Thursday, June 7, 2012

Carlos Fuentes: Montparnasse

Héctor Soto




Si algún rasgo hay en la cartografía funeraria es la arbitrariedad. Fuentes, que era un príncipe, reposará cerca de César Vallejo, casi un mendigo.

Debe ser duro para los mexicanos aceptar que haya sido finalmente París la ciudad que se quedó con los restos de Carlos Fuentes. Fuentes llegó a estar a la altura en su patria de Juárez, el cura Hidalgo y Pancho Villa. Los festejos con ocasión de sus 80 años fueron lo más parecido a una coronación que en una república pueda caber y que terminara en Montparnasse puede ser una decepción para el orgullo patriótico. También lo fue para los argentinos que Borges haya ido a parar a Ginebra.

En el caso de Fuentes, no todo es puro arribismo cultural, como creerían seguramente quienes lo venían ninguneando como novelista desde hace años. El autor de La muerte de Artemio Cruz se preocupó del lugar que iba a ocupar después de muerto tanto como siempre le interesó el tema en vida. En Montparnasse al fin y al cabo descansaban sus dos hijos muertos -Carlos y Natasha- y allí también lo hará, cuando le corresponda, su mujer, la periodista Silvia Lemus. Su hijo Carlos, que era hemofílico, tenía 25 años cuando murió en un hotel de Puerto Vallarta de infarto pulmonar. Y cuando a Natasha la encontraron sin vida en extrañas circunstancias, casi como indigente, en un callejón del barrio de Tepito, cerca del centro histórico del D.F., ella ya andaba por los 30. El hallazgo cerró un dramático capítulo de fatalidad familiar y una brecha terrible entre la vida pública y privada.

En París, en todo caso, entre los años 1974 y 1977, Fuentes ejerció con singular brillo el cargo de embajador. A lo mejor eso es lo que siempre fue, un grandísimo embajador, plenipotenciario de sí mismo, de América Latina, de la literatura hispanoamericana. Lo fue hasta el último día de su vida. Es muy probable que también la Ciudad Luz haya concentrado grandes referentes de su formación intelectual y artística: Malraux, Sartre, Mayo del 68, Le Monde y el Nouvelle Observateur, Mitterrand…

No tengo idea si Fuentes leyó como acostumbraba a leer él -con enorme curiosidad, con apetito y entusiasmo- los ensayos de Susan Sontag, pero no deja de ser una ironía que siendo tan distintos -él como escritor del poder, ella como exégeta de la marginalidad y crítica del establishment- el cementerio de Montparnasse los haya acogido a ambos.

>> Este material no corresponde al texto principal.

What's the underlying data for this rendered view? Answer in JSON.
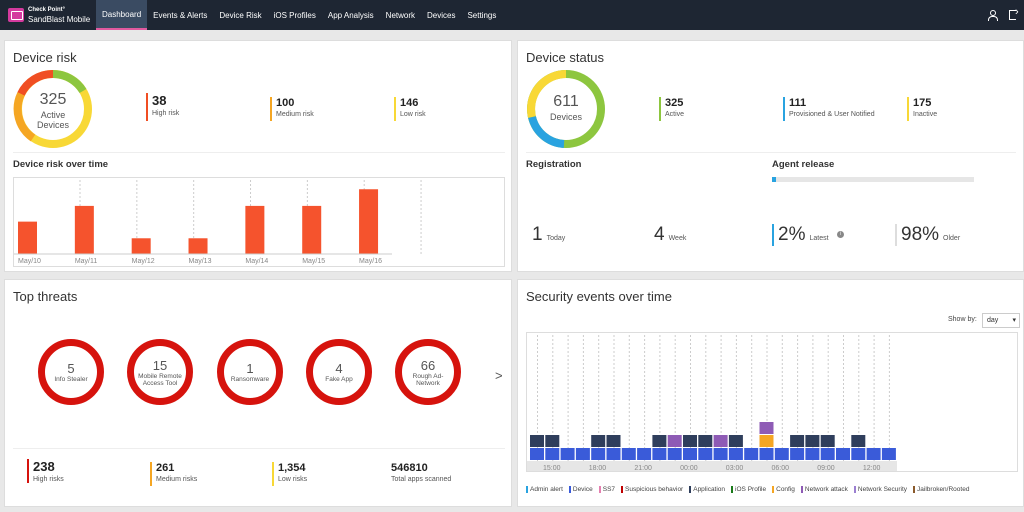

Si algún rasgo tiene la cartografía funeraria es la arbitrariedad. Fuentes, que era un verdadero príncipe, reposará a pocos metros de César Vallejo, que más parecía un mendigo, y también de Julio Cortázar, con quien compartió las glorias del boom. Por ahí también está la tumba de Samuel Beckett, otro exiliado más que escogió no sólo París sino el francés como lengua y Montparnasse como cripta. Consecuente hasta el final, Beckett pidió -dicen- que su tumba fuera de “cualquier color, siempre que sea gris”.

Leyendo por casualidad en los últimos días un libro de memorias del crítico y realizador argentino Edgardo Cozarinsky -regalo de un gran amigo- me encuentro con la crónica de su visita a la tumba de la Sontag. La casualidad me deja intrigado. Después de todo, hay una edad en que los temas fúnebres empiezan a rondar, convocados vaya uno a saber por quién. Lo concreto, sin embargo, es que acaso mucho más que para Fuentes, que siempre mantuvo una fortísima conexión con las letras y la academia estadounidenses, con Faulkner, Harvard y Princeton, por simplificar las cosas, para Susan Sontag París fue resueltamente una tierra de promisión. Visitó por primera vez la ciudad a los 19 años, cuando no hablaba una palabra de francés y a lo único a que atinó al salir de la Gare Saint-Lazare fue a tomar un taxi y decirle al chofer “Sorbonne”, nada más, porque por entonces ésa y no otra era su idea del paraíso. Con los años, claro, la ampliaría. La pregunta, no obstante, es si llegó a ampliarla tanto.

Edgardo Cozarinsky, que fue quizás al primer crítico de cine que leí en los años 60 con verdadera unción, porque me parecía que a una mirada abierta a la modernidad unía el rescate del legado clásico y una prosa formidable (después me decepcionaría su poco cuando el mismo me contó que toda la revista Primera Plana era reescrita por Ernesto Shoó) nos recuerda lo que es evidente para cualquiera y sin embargo a veces olvidamos: que París es un gran panteón. Un panteón ecuménico, bello y de amplia convocatoria.